Sandi: So would you say that usability and accessibility go hand in hand, or you can’t have usability without accessibility and that’s why it’s got to be an important part of your strategy? 

David: Usability is all about the user, all about the human interaction. Whereas, accessibility is all about the technology. So, if you want to build technology such as your website or emails or social media, you need to know what technologies you’re using. You need to be able to understand how those technologies are used. Not only the infrastructure, not only what actual hardware and software is used, but what is the skill level of your people.  

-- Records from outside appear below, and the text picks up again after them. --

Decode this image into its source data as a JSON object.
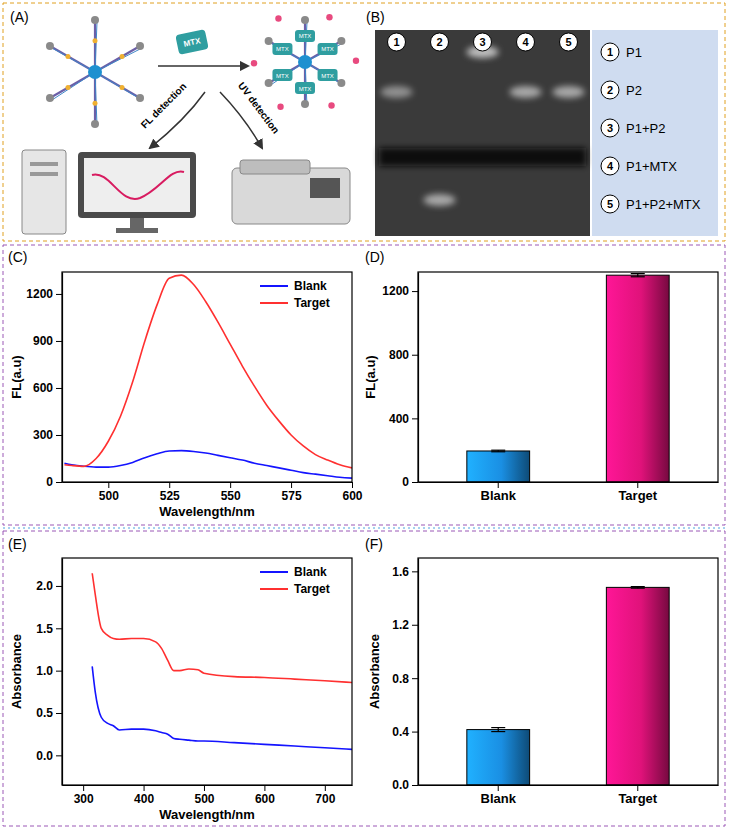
{
  "diagram": {
    "label": "(A)",
    "target": "MTX",
    "detections": [
      "FL detection",
      "UV detection"
    ]
  },
  "gel": {
    "label": "(B)",
    "lanes": [
      {
        "number": "1",
        "label": "P1"
      },
      {
        "number": "2",
        "label": "P2"
      },
      {
        "number": "3",
        "label": "P1+P2"
      },
      {
        "number": "4",
        "label": "P1+MTX"
      },
      {
        "number": "5",
        "label": "P1+P2+MTX"
      }
    ]
  },
  "chart_data": [
    {
      "panel_label": "(C)",
      "type": "line",
      "x_label": "Wavelength/nm",
      "y_label": "FL(a.u)",
      "x": [
        482,
        485,
        490,
        495,
        500,
        505,
        510,
        515,
        520,
        525,
        530,
        535,
        540,
        545,
        550,
        555,
        560,
        565,
        570,
        575,
        580,
        585,
        590,
        595,
        600
      ],
      "series": [
        {
          "name": "Blank",
          "color": "#1414ff",
          "values": [
            120,
            110,
            100,
            95,
            95,
            105,
            125,
            155,
            180,
            198,
            200,
            195,
            185,
            170,
            155,
            140,
            120,
            105,
            90,
            75,
            60,
            50,
            40,
            30,
            25
          ]
        },
        {
          "name": "Target",
          "color": "#ff3030",
          "values": [
            110,
            105,
            100,
            150,
            260,
            420,
            640,
            900,
            1130,
            1300,
            1320,
            1260,
            1150,
            1020,
            880,
            740,
            610,
            490,
            390,
            300,
            230,
            175,
            140,
            110,
            90
          ]
        }
      ],
      "xlim": [
        481,
        600
      ],
      "xticks": [
        500,
        525,
        550,
        575,
        600
      ],
      "ylim": [
        0,
        1340
      ],
      "yticks": [
        0,
        300,
        600,
        900,
        1200
      ],
      "legend": "upper right"
    },
    {
      "panel_label": "(D)",
      "type": "bar",
      "y_label": "FL(a.u)",
      "categories": [
        "Blank",
        "Target"
      ],
      "values": [
        195,
        1300
      ],
      "errors": [
        5,
        10
      ],
      "colors": [
        "#1a8fe3",
        "#e0127a"
      ],
      "ylim": [
        0,
        1320
      ],
      "yticks": [
        0,
        400,
        800,
        1200
      ]
    },
    {
      "panel_label": "(E)",
      "type": "line",
      "x_label": "Wavelength/nm",
      "y_label": "Absorbance",
      "x": [
        315,
        320,
        330,
        340,
        350,
        360,
        380,
        400,
        420,
        430,
        440,
        450,
        460,
        475,
        490,
        500,
        550,
        600,
        650,
        700,
        745
      ],
      "series": [
        {
          "name": "Blank",
          "color": "#1414ff",
          "values": [
            1.05,
            0.75,
            0.45,
            0.38,
            0.35,
            0.3,
            0.31,
            0.31,
            0.29,
            0.27,
            0.25,
            0.2,
            0.19,
            0.18,
            0.17,
            0.17,
            0.15,
            0.13,
            0.11,
            0.09,
            0.07
          ]
        },
        {
          "name": "Target",
          "color": "#ff3030",
          "values": [
            2.15,
            1.9,
            1.5,
            1.42,
            1.38,
            1.37,
            1.38,
            1.38,
            1.34,
            1.26,
            1.12,
            1.0,
            1.0,
            1.02,
            1.01,
            0.97,
            0.93,
            0.92,
            0.9,
            0.88,
            0.86
          ]
        }
      ],
      "xlim": [
        265,
        745
      ],
      "xticks": [
        300,
        400,
        500,
        600,
        700
      ],
      "ylim": [
        -0.35,
        2.33
      ],
      "yticks": [
        {
          "value": 0,
          "label": "0.0"
        },
        0.5,
        {
          "value": 1,
          "label": "1.0"
        },
        1.5,
        {
          "value": 2,
          "label": "2.0"
        }
      ],
      "legend": "upper right"
    },
    {
      "panel_label": "(F)",
      "type": "bar",
      "y_label": "Absorbance",
      "categories": [
        "Blank",
        "Target"
      ],
      "values": [
        0.415,
        1.48
      ],
      "errors": [
        0.015,
        0.006
      ],
      "colors": [
        "#1a8fe3",
        "#e0127a"
      ],
      "ylim": [
        0,
        1.7
      ],
      "yticks": [
        {
          "value": 0,
          "label": "0.0"
        },
        0.4,
        0.8,
        1.2,
        1.6
      ]
    }
  ]
}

And that’s all about technology, so it’s nice to have all that technology, but what good is it? You have an accessible website. You have an accessible social media platform, but what good is it if you don’t have anybody using it? So you gotta join that with the usability and we need to look at your employee and customer needs, as to how they actually use that technology. Are they in an area where they got narrow bandwidth, so they can’t use it because you’ve got too many videos and photos and it takes too long to download? Or are they in a noisy environment like on a manufacturing floor and they can’t hear; they have to use text to communicate? So, those are human interaction behaviours and that’s why we need to connect our technologies with the actual human behavior and make it adaptable. 

Sandi: So one of the interesting things that you said throughout that is, you kept mentioning employees. And I think we often think of an accessibility strategy is, as outward facing. It’s for our customers or our potential customers, and we often forget that we have internal customers as well. People that work for and with us that may need barriers removed so that they can actually do their job. So, an accessibility strategy, it sounds like, works on both sides of that spectrum. We have to make sure that we can interact with our customers and our customers can interact with us, but we also need to make sure that our employees can get their work done and even outside partners. I guess you could put a third piece to that if you’re dealing with consultants or outside parties, vendors, they may need barriers removed in order to support us with whatever services we’re hiring them for. 

So, this accessibility strategy needs to think about just about everybody we interact with on a daily basis. Would you say that’s true? 

David: Absolutely, the whole purpose of interacting with one another is, you know communicating and interacting, whether it’s at work, at school, at play, we interact as humans and the important part is that we are allowed to interact on an equal basis and we are able to interact on a on a comfort level that we’re comfortable with.